Tuesday, April 10, 2012

William Eggleston, the lawsuit

Christies's NYC, March 12, Lot 24, untitled 1979, realized $578,500
 Is it possible to create a new photograph from an old negative? That’s the question at the center of a bitter legal dispute between collector Jonathan Sobel and photographer William Eggleston. On April 4, Sobel filed a complaint against the artist in federal court, alleging that Eggleston diluted the value of Sobel’s collection by printing larger, digital versions of some of his best-known works and then selling them for record prices at Christie's. “The commercial value of art is scarcity, and if you make more of something, it becomes less valuable,” said Sobel, who owns 190 Eggleston works worth an estimated $3 to $5 million. “I feel betrayed.” The Whitney Museum trustee and former Goldman Sachs executive is a committed collector of Eggleston’s work: He frequently lends photographs from his collection to museum exhibitions and even helped finance the photographer’s 2008 retrospective. But if he had known Eggleston would someday make digital reprints of works from his collection, he never would have bought them in the first place, he said.
When Eggleston decided to print his photographs in limited editions in the 1970s and 1980s, digital technology didn’t exist yet. But according to Eggleston’s lawyer, John Cahill, the artist has the right to explore this new medium today, even if he is only using it to make larger versions of earlier, limited-edition photographs. “A limited edition is a collection of physical objects, but the artist owns the copyright for the image itself,” Cahill told ARTINFO. “There is no law that prevents an artist from creating additional works with the same image.” Cahill also noted that with few exceptions, Eggleston almost never sold his works as "'limited editions' as such," but rather would print images depending on his resources and artistic inclination at the time. 
The Christie’s sale featured 36 poster-size, digital prints of images that Eggleston had shot in the Mississippi Delta more than 30 years ago.

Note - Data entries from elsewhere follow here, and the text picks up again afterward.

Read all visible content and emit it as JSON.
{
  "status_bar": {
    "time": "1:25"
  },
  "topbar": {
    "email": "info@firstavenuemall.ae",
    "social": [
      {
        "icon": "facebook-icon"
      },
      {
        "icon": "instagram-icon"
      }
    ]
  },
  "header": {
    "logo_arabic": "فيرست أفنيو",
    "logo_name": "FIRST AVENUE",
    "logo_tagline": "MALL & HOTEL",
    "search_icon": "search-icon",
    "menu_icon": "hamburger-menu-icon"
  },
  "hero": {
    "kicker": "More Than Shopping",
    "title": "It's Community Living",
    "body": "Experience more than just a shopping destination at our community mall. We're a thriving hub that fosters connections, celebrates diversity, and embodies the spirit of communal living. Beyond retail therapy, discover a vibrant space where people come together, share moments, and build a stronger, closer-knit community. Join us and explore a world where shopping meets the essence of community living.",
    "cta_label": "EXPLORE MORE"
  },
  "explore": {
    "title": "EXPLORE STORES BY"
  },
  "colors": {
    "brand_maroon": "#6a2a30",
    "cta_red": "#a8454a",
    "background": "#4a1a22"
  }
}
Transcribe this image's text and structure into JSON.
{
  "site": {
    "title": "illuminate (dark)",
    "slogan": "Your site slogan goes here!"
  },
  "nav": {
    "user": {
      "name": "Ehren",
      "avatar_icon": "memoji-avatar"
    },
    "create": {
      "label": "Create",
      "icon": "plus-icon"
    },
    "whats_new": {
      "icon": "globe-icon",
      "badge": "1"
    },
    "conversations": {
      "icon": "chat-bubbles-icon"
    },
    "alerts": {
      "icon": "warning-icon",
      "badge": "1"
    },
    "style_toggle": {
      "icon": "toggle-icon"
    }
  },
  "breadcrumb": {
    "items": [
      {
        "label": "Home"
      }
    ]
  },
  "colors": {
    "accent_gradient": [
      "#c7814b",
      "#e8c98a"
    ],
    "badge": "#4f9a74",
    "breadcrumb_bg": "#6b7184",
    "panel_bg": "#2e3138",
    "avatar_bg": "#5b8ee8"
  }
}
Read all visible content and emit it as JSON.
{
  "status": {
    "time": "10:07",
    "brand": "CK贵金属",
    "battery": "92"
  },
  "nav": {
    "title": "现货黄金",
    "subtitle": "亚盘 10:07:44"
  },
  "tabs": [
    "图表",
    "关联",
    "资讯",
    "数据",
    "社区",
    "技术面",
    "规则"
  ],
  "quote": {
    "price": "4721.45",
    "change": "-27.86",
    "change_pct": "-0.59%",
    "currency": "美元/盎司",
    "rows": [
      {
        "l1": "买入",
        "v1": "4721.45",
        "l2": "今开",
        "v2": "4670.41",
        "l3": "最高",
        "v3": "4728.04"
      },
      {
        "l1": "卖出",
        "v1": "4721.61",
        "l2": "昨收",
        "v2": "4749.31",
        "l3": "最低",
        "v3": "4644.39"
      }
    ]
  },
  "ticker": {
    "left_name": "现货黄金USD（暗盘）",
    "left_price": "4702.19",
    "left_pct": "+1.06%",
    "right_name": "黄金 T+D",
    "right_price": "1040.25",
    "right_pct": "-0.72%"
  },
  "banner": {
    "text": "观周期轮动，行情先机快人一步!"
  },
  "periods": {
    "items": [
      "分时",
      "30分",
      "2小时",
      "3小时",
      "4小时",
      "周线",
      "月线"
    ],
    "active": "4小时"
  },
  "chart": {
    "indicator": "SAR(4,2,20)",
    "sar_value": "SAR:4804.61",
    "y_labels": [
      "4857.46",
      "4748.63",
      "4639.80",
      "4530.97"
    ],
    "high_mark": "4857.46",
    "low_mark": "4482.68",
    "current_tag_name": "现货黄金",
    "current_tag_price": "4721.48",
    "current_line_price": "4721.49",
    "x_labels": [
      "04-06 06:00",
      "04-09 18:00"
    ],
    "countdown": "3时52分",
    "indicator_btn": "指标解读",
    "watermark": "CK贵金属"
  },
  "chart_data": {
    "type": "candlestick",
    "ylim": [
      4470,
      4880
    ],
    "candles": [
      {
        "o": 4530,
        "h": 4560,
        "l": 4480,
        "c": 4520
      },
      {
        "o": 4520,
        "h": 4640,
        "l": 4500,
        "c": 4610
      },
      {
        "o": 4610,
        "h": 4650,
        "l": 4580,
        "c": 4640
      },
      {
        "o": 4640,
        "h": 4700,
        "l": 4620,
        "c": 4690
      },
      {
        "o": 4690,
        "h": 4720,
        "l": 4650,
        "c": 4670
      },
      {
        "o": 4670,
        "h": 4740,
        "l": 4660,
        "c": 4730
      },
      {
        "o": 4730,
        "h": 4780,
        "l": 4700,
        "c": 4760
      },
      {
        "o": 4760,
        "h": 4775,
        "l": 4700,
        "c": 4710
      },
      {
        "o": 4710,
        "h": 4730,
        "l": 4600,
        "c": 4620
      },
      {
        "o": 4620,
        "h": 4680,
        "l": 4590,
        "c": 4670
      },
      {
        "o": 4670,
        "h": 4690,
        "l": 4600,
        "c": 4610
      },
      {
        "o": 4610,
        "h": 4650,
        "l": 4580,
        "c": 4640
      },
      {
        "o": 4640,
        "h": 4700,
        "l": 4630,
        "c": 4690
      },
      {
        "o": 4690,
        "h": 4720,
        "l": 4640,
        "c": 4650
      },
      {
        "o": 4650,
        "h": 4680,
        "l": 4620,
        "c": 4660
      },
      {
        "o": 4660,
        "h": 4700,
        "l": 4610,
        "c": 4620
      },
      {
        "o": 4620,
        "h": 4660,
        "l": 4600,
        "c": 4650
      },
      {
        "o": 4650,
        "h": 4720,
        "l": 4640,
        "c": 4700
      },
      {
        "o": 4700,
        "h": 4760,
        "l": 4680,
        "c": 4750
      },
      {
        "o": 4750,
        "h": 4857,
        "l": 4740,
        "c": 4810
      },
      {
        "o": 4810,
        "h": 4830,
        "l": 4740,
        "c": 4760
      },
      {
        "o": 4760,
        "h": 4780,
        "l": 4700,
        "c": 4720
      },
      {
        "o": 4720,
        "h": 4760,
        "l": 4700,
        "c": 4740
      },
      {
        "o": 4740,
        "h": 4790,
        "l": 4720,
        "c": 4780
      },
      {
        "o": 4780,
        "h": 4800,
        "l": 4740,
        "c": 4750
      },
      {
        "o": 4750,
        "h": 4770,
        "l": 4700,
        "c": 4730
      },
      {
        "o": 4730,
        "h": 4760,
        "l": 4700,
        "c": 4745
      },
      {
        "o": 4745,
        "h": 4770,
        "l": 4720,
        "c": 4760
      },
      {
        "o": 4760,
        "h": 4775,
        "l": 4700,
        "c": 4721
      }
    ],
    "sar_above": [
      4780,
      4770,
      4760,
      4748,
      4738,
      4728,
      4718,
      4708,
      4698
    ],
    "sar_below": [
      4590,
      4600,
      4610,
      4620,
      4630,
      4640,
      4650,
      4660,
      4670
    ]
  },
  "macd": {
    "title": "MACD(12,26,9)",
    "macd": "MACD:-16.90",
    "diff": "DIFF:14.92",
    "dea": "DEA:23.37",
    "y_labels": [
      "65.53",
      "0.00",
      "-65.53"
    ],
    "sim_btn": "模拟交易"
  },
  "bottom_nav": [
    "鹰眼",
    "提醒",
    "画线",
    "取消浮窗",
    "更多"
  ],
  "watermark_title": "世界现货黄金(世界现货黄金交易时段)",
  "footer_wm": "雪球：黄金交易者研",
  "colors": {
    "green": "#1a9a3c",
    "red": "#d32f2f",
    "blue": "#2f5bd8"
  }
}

Some, like a wistful image of a car trunk, were created from negatives he had never printed before, while others were based on iconic works, such as the famous “Memphis (Tricycle).” Sobel owns a 17-inch version of that photograph — he told the Wall Street Journal he bought it two years ago from a collector for roughly $250,000. Last month, the 5-foot-wide digital version sold at Christie’s for $578,500, the highest price ever paid at auction for an Eggleston photograph. By the time the sale was over, digital versions accounted for seven of the artist’s top 10 prices.
It is, of course, too soon to determine whether the large-format prints will indeed decrease the value of the original photographs, as Sobel fears. On Thursday, one of the original dye transfer prints of “Untitled (Peaches)”, a 1973 photograph of a painted “Peaches” sign perched on a tin roof,  sold at Christie’s for $242,500, well over the high estimate of $90,000. (The five-foot digital version sold in March for $422,500.) Seven of 15 Eggleston prints in Thursday’s sale, however, were withdrawn before the sale.
This isn’t the last we’ll be seeing of these digital images either. In October, Cheim & Reid will present a selection at the next  Frieze Art Fair in London. Gagosian Beverly Hills is also planning an exhibition of the digital works.
Though it’s too early to discern the market outcome, lawyers say Sobel’s case hinges on a different question: Are the digital works different from the original prints? In a statement, Christie’s called the digitals “a completely new addition” to Eggleston’s oeuvre; the house's photography specialist told PDN they were marketed as works of contemporary art designed to appeal to contemporary art collectors, not photography traditionalists. But Sobel’s lawyer disagrees: “They think making it bigger makes it different, but that’s not true,” said Thomas Danziger.
Photography dealers have a different take. “Clients are cognizant of the difference between dye transfer prints and digital prints. They have a very different appeal,” Julie Saul president of an eponymous photography gallery in Chelsea, told ARTINFO “Eggleston's work is all about color, and the dyes have a richness you don't get in other kinds of prints. It is my understanding that the dye transfer process is the most archival of the color processes.”
Perhaps Sobel’s claim is more interesting as an ontological question than a legal one. What does it mean to create a new work of art in the digital age? According to Virginia Rutledge, an art historian and consultant to Eggleston’s legal counsel, the vintage and digital prints “are entirely different, as objects — viewers experience these prints quite differently, and the market clearly has placed a high value on both experiences.” In today's plugged-in world, audiences frequently see images of artwork reproduced online and believe “they've 'got it,' but that is reducing the artwork to merely an image. These new prints are an affirmation that the particular tangible expression of an idea, the physical life of an artwork, has a unique power."